Basically, considering everything taken into account, (data stored during compile-time, data stored during runtime, data stored in savefiles, CPU used, etc.), which is better in a given situation.
Of course, there are some situations when one is always better than the other, let's try and forget (however impossible that may be) about those situations, and contradict ourselves with this question.
Let's use this example that comes to mind:
//Storing every single turf in the world:
var/turfs[world.maxx][world.maxy][world.maxz]
for(var/turf/T in world)
turfs[T.x][T.y][T.z]=T
//OR
var/list/turfs=list()
for(var/turf/T in world)
turfs["[T.x],[T.y],[T.z]"]=T
//Of course, with both conditions starting with a savefile being created,
//and ending with this:
F["turfs"]<<turfs
If you are doing this for saving purposes, directly dumping every turf in the world is a very inefficient means of saving.
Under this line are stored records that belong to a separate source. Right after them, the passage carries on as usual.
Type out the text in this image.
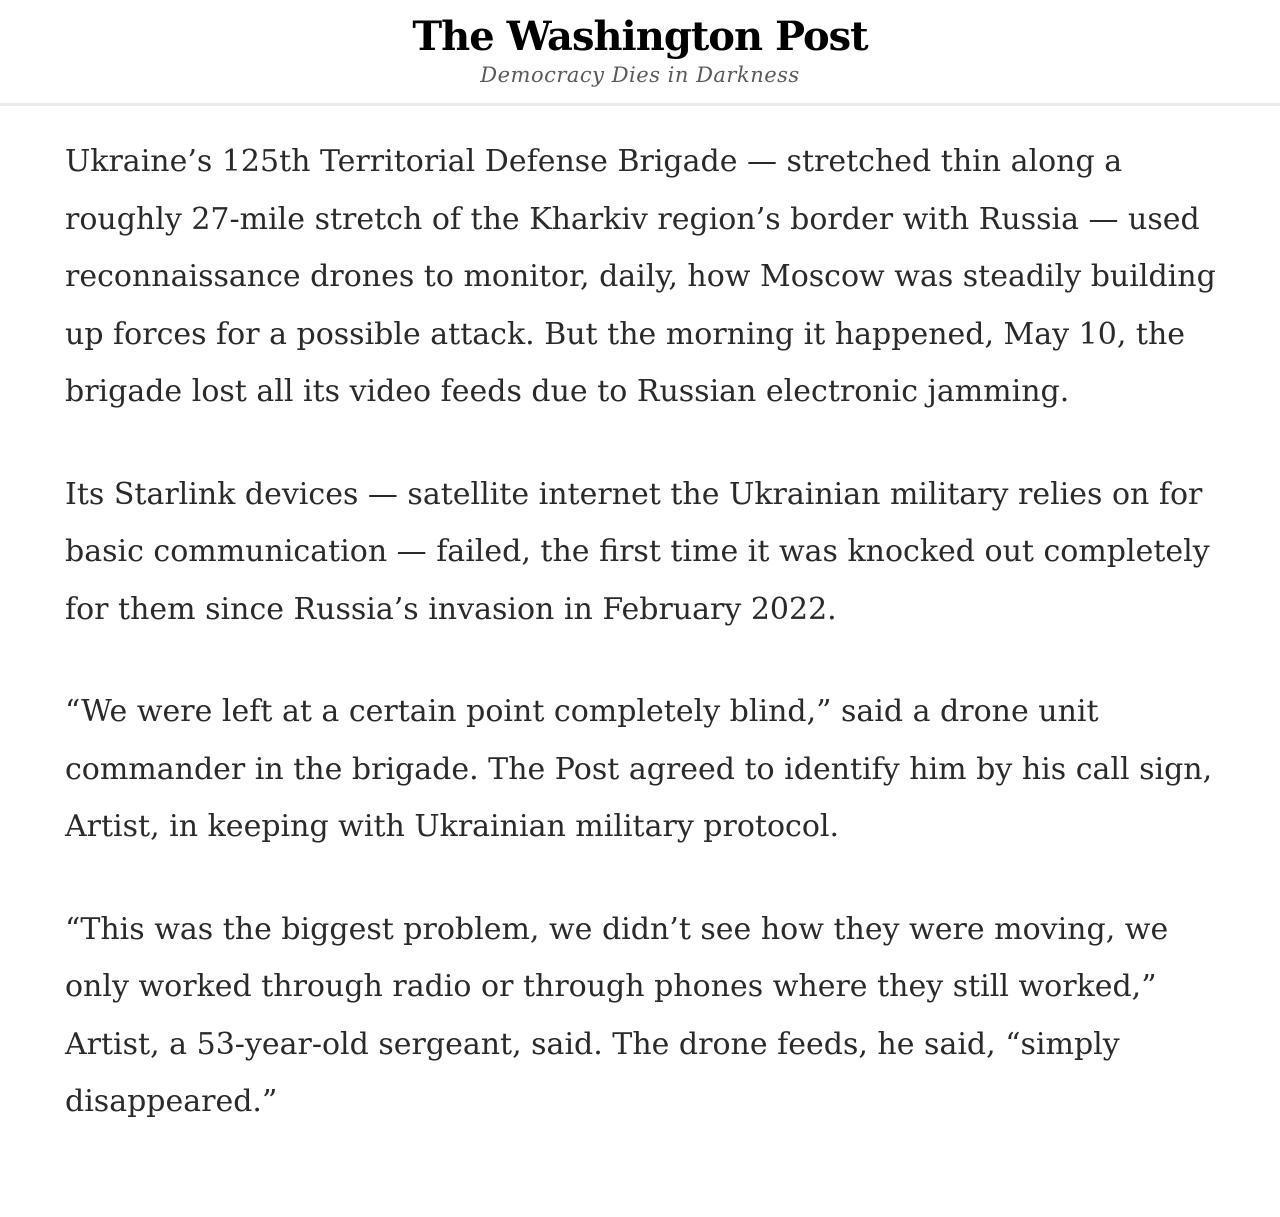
The Washington Post
Democracy Dies in Darkness

Ukraine’s 125th Territorial Defense Brigade — stretched thin along a roughly 27-mile stretch of the Kharkiv region’s border with Russia — used reconnaissance drones to monitor, daily, how Moscow was steadily building up forces for a possible attack. But the morning it happened, May 10, the brigade lost all its video feeds due to Russian electronic jamming.

Its Starlink devices — satellite internet the Ukrainian military relies on for basic communication — failed, the first time it was knocked out completely for them since Russia’s invasion in February 2022.

“We were left at a certain point completely blind,” said a drone unit commander in the brigade. The Post agreed to identify him by his call sign, Artist, in keeping with Ukrainian military protocol.

“This was the biggest problem, we didn’t see how they were moving, we only worked through radio or through phones where they still worked,” Artist, a 53-year-old sergeant, said. The drone feeds, he said, “simply disappeared.”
I would suggest using DMP/DMM saving (for considerable hard drive space savings at the cost of efficiency) or writing each map file as a custom symbol table -- instead of writing each turf, write each Z-level data as a carriage-return delimited sequence of characters into a savefile, with directories handled by :
...et cetera.
If you are not doing this for saving purposes, why do you need to store a list of the turfs at all when you can simply get any turf any time you like with the locate(x,y,z) proc?